According to author Willa Cather, “Most of the basic material a writer works with is acquired before the age of fifteen.”
Her words hit home with me. I was six years old when I first became enamored with Jesus. Six years later, I asked Him into my heart when I understood that I needed a Savior. As a child, I’d pretend to be a missionary nurse and explain the Gospel to my dolls. When I was fifteen, I wrote a fiction story (which filled three spiral notebooks) based on a missionary nurse in Africa. Alas, I never became a nurse or a missionary. However, sharing the Gospel and talking about Jesus never waned. And that “material, acquired before the age of fifteen,” defines me as an author.
The theme of God’s love, grace, and faithfulness revealed in ordinary people’s lives is what I write about on my blog, devotions, first-person stories. If I wrote fiction, I’d incorporate the same theme. I’ve tried to think “outside my box” and daydream about writing the next great American novel. But I always return to the subject…nay, the object of my affection…Christ Jesus.

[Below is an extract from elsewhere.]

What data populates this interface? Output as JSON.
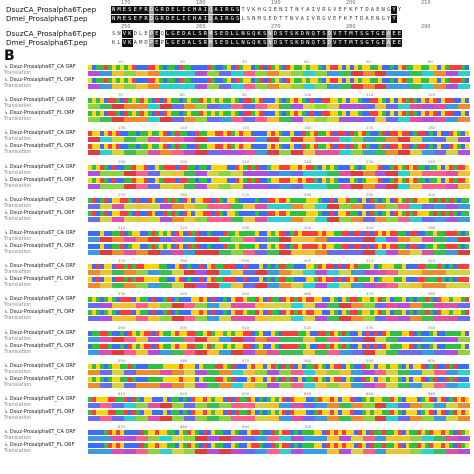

Granted, some days I question why I’m writing. Wonder if my words make a difference. I grumble that it’d be easier if I pursued a career as a concert pianist even though I don’t play the piano. But then I read the Bible. Or someone tells me about God’s transforming power in their lives—and I’m hooked. Heart ignites. Fingers start typing. Joy trickles along my spine.

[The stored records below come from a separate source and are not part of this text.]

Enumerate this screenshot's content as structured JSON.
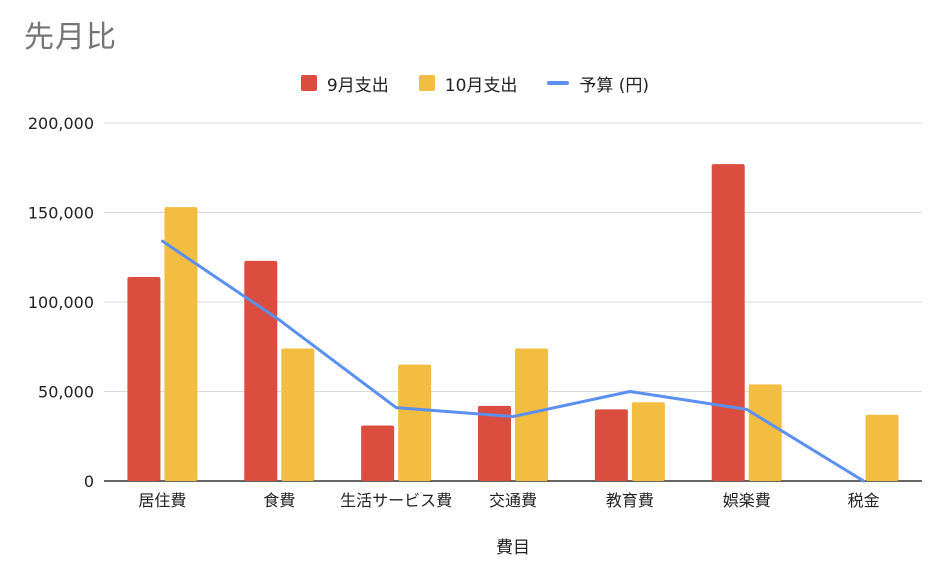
{
  "chart_data": {
    "type": "bar",
    "title": "先月比",
    "xlabel": "費目",
    "ylabel": "",
    "ylim": [
      0,
      200000
    ],
    "yticks": [
      0,
      50000,
      100000,
      150000,
      200000
    ],
    "ytick_labels": [
      "0",
      "50,000",
      "100,000",
      "150,000",
      "200,000"
    ],
    "categories": [
      "居住費",
      "食費",
      "生活サービス費",
      "交通費",
      "教育費",
      "娯楽費",
      "税金"
    ],
    "series": [
      {
        "name": "9月支出",
        "type": "bar",
        "color": "#DB4E3F",
        "values": [
          114000,
          123000,
          31000,
          42000,
          40000,
          177000,
          0
        ]
      },
      {
        "name": "10月支出",
        "type": "bar",
        "color": "#F3BD41",
        "values": [
          153000,
          74000,
          65000,
          74000,
          44000,
          54000,
          37000
        ]
      },
      {
        "name": "予算 (円)",
        "type": "line",
        "color": "#5B8FF0",
        "values": [
          134000,
          90000,
          41000,
          36000,
          50000,
          40000,
          0
        ]
      }
    ],
    "grid": true,
    "legend_position": "top-center"
  }
}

Someone asked me, “Why don’t you write a secular novel which translates to the movie screen instead of writing for Christians magazines?” The person implied I’d never earn money or fame. Great point if those were the carrots that compelled me to write. That’s why I’m thankful for Inspire Christian Writers. “They exists to provide a network of support, encouragement, education, and spiritual growth for Christian writers.” I joined years ago and can attest I wouldn’t be the dedicated writer I am today without their positive, godly influence.
What defines you as a writer? Can you trace your subject or themes to your youth?